Jimmy Stewart plays a former teacher of the two killers and their friend. He’s an author of books on philosophy (an enterprise described by one character, with equal parts brevity and truth: “big words, small print, no sales”). He’s the sleuth who, sensing something too giddy in one host and too anxious in the other, begins to unravel the situation.
Stewart would also say, later, that he didn’t like Rope (though he clearly didn’t have any hard feelings about it, as he went on to make Rear Window and Vertigo with Hitchcock over the next few years), and even Hitchcock himself, so embarrassed by the final product, had the film withdrawn from circulation.

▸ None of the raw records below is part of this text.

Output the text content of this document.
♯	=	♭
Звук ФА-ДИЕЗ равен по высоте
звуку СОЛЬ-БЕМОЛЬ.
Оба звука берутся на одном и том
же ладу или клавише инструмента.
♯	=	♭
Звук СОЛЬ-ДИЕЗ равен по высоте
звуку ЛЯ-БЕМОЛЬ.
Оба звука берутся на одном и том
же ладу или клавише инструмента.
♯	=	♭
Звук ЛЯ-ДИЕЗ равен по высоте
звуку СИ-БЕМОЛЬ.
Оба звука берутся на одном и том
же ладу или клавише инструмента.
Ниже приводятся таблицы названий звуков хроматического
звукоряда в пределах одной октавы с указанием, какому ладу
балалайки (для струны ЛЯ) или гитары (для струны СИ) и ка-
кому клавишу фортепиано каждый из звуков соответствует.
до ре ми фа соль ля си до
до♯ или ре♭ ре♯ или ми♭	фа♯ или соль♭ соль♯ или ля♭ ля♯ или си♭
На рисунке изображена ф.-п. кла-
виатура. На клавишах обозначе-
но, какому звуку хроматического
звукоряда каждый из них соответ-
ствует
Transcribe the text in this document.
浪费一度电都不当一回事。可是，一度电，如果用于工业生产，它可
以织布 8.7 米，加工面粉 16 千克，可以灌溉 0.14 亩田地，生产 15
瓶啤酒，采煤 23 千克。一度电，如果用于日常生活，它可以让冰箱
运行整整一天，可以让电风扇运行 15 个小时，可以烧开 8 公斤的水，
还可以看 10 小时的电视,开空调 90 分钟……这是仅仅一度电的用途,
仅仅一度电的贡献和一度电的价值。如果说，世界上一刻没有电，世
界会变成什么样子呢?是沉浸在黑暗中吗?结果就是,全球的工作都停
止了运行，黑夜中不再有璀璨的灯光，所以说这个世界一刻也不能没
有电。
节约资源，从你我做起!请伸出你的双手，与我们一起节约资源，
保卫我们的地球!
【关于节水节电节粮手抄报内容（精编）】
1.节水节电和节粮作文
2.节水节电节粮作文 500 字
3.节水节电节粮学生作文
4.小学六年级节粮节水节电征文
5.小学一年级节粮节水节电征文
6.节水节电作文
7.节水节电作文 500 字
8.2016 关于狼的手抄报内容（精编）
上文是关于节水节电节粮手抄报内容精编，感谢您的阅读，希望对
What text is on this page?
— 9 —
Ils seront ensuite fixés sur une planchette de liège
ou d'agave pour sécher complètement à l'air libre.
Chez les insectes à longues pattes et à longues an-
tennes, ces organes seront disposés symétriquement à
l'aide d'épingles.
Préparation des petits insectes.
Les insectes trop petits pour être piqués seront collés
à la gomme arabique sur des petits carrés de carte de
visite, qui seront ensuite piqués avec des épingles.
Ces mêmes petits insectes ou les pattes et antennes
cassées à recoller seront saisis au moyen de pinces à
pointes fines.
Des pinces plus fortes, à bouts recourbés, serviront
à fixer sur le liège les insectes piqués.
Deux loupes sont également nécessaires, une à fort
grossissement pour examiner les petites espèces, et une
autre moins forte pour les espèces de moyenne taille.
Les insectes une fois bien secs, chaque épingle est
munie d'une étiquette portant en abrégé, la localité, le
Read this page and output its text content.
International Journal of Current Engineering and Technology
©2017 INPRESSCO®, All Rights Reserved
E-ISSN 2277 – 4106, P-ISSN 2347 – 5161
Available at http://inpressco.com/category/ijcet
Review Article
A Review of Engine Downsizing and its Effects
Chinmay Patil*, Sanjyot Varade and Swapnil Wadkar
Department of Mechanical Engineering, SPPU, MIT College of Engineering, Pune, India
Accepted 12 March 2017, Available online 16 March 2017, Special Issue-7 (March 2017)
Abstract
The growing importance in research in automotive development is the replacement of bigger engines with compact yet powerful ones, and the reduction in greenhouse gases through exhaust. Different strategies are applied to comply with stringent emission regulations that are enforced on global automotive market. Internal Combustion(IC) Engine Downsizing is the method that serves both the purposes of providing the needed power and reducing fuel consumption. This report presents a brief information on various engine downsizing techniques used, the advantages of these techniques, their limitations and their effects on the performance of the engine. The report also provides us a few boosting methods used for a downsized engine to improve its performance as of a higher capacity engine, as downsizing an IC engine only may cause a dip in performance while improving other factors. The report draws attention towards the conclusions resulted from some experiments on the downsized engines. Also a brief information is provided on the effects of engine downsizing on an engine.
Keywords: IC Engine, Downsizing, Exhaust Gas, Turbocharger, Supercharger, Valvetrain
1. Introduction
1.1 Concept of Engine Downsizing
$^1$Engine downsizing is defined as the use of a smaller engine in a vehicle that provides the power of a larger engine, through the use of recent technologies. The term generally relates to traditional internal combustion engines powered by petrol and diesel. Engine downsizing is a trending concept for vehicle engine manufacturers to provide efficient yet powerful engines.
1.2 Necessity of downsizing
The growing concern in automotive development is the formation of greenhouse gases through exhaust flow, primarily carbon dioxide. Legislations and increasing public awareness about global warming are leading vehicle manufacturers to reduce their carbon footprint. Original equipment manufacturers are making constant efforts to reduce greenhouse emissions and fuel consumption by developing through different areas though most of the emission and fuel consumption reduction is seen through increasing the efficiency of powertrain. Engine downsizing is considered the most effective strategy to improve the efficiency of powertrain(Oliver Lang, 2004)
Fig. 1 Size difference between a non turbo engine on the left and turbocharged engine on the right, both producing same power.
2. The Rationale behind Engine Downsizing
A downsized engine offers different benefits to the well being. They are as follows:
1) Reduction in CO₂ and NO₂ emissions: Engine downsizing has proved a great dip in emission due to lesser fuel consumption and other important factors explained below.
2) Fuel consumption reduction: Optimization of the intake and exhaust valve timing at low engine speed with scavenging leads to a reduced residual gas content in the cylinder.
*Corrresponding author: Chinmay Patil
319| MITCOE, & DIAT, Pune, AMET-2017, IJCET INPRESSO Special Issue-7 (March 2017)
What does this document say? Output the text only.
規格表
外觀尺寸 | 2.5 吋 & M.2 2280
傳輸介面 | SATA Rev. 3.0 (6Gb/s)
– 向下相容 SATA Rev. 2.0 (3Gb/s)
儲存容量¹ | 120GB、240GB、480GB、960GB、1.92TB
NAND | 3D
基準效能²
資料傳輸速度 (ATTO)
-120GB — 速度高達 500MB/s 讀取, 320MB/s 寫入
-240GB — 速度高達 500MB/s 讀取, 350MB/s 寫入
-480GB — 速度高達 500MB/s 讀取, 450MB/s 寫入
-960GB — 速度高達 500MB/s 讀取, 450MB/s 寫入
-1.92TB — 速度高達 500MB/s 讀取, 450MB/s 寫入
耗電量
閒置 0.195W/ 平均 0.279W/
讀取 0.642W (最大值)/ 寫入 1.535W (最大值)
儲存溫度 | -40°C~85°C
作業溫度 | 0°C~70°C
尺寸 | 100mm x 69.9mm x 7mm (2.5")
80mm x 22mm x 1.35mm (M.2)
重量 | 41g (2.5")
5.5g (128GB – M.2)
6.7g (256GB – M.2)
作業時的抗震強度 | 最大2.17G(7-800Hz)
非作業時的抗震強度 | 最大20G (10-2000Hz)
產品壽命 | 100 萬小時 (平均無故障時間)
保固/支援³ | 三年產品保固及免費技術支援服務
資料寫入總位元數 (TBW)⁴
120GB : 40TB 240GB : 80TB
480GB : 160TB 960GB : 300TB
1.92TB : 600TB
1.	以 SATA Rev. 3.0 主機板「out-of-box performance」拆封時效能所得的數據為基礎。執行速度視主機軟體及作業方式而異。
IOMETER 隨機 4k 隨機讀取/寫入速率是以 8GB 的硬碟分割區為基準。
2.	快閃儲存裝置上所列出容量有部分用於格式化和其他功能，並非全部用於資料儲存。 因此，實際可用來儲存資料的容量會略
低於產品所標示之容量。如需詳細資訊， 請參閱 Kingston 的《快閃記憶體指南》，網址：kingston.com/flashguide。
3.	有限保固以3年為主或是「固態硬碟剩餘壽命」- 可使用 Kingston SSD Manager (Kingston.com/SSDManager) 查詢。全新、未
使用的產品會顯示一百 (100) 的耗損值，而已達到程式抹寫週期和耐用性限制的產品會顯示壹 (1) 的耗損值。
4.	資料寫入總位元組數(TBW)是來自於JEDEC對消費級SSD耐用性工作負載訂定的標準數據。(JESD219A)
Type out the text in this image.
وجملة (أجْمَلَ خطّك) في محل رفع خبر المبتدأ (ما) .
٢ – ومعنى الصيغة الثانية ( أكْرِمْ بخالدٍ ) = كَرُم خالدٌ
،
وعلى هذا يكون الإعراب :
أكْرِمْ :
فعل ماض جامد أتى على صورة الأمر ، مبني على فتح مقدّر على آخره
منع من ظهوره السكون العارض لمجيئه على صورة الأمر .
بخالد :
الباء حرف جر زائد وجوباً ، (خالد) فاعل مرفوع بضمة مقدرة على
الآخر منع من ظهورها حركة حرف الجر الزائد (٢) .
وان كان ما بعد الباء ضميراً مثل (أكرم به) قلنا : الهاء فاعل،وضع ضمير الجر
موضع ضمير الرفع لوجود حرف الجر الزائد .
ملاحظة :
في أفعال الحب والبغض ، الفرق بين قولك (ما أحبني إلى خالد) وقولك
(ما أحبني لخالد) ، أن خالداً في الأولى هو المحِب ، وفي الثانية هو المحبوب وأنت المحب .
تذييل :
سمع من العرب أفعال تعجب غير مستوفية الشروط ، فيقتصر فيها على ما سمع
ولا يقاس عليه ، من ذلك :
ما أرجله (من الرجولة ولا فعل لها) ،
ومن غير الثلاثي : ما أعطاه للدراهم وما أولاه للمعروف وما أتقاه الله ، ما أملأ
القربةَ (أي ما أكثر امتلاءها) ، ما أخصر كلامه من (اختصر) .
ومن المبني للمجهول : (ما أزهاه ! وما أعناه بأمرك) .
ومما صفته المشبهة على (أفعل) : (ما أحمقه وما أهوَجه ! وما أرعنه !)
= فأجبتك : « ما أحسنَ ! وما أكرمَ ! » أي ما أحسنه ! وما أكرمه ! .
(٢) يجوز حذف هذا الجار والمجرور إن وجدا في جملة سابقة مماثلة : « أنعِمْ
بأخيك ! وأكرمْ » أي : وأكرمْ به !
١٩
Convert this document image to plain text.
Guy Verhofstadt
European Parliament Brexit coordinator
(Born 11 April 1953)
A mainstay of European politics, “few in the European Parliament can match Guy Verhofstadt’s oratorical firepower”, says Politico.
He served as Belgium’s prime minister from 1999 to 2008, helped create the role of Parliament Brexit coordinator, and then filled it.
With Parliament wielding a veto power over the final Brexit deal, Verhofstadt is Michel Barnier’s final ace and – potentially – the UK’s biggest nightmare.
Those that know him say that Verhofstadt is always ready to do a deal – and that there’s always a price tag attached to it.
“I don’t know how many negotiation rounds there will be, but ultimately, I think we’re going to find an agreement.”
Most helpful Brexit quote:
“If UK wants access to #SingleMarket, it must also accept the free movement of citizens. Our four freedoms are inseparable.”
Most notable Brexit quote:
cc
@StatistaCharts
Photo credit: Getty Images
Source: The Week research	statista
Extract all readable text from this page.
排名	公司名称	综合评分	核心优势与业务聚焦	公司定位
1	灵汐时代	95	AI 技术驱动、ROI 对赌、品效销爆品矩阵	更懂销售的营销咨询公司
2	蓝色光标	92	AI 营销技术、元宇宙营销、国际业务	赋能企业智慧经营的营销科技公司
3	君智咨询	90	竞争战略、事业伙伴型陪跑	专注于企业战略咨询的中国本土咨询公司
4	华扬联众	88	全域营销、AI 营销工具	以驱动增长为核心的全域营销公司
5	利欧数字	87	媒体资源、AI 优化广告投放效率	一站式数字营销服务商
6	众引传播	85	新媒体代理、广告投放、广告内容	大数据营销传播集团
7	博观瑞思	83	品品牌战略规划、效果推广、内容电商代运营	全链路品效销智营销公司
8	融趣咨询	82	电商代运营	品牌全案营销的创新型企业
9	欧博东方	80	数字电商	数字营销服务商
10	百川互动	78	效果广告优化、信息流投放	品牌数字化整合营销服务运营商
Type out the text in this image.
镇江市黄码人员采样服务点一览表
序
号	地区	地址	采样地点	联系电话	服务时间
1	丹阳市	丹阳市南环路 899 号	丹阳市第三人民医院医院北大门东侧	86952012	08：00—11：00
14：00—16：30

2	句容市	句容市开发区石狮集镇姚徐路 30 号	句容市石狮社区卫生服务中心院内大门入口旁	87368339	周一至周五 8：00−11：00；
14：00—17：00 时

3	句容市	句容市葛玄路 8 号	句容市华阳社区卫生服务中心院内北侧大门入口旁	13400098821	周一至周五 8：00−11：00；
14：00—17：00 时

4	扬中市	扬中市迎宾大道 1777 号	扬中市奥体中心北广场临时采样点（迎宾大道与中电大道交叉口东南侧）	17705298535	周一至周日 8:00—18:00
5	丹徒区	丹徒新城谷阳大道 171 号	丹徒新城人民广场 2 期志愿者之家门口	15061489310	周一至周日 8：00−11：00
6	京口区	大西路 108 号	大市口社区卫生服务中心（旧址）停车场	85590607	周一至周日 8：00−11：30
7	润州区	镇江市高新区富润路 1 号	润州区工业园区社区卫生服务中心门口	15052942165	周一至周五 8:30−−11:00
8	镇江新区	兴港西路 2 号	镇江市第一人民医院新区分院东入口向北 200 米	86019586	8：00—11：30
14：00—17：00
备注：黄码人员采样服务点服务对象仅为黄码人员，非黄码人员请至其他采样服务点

Both reactions are unfortunate. Rope shows laudable departures for both men. Stewart, with touches of gray in his hair, had recently returned from World War II, where he’d been elevated to the rank of brigadier general (a military rank — somebody points out on Wikipedia — surpassed by only one other actor in his generation, who went on to become Commander in Chief), and he plays the jaded, misanthropic, pedantic philosopher with annoying persuasion. It’s an interesting departure from his earlier, baby-faced, aw-shucks performances in stuff like Destry Rides Again and Mr. Smith Goes to Washington and It’s a Wonderful Life. And, with the war behind him, this bit of an edge to his character feels earned. A window into the character, actor, and era all in one.
As for Hitchcock, he lives up to the challenge. Apart from the camera’s dance with the characters, Hitchcock was sensitive about the skyline we see through the front window, a meticulous mat painting, made lively with plumes of smoke and an elaborate display of lights, whose construction — as Hitchcock biographer Donald Spoto confirms — subjected the lighting crew to a special kinda hell.

Much of the joy in watching Rope today, however, comes from the vibe of discovering a missing gem that, without showcasing the greatest work of its stars — front and back of the camera — does display their distinctive touches. It’s funny, clever, and should appeal especially to the sort of cinephile who’d read a filmmaker’s collected letters or production notes. It’s an ambitious and provocative movie that feels a bit like something we were never supposed to see. A storyteller playing with a scenario, bringing it just up tot he line of total realization, and then abandoning it. It’s easy to imagine Hitchcock being halfway into production and realizing — only now that it’s playing out before him — that this was a bad idea, that having a few cuts might’ve really helped to define the shape and space and tone, but then deciding, having come this far, to just finish it.
The whole thing feels pretty slight, story-wise, but this early example of a feature-length technicolor film is beautiful to look at, with some of the elaborate and sustained camera movements showcasing the grace, versatility, and cadence of beautiful prose, with a final product that illustrates, in a stimulating way, that a genius in constant motion will occasionally do something silly.
But even the silly things are interesting.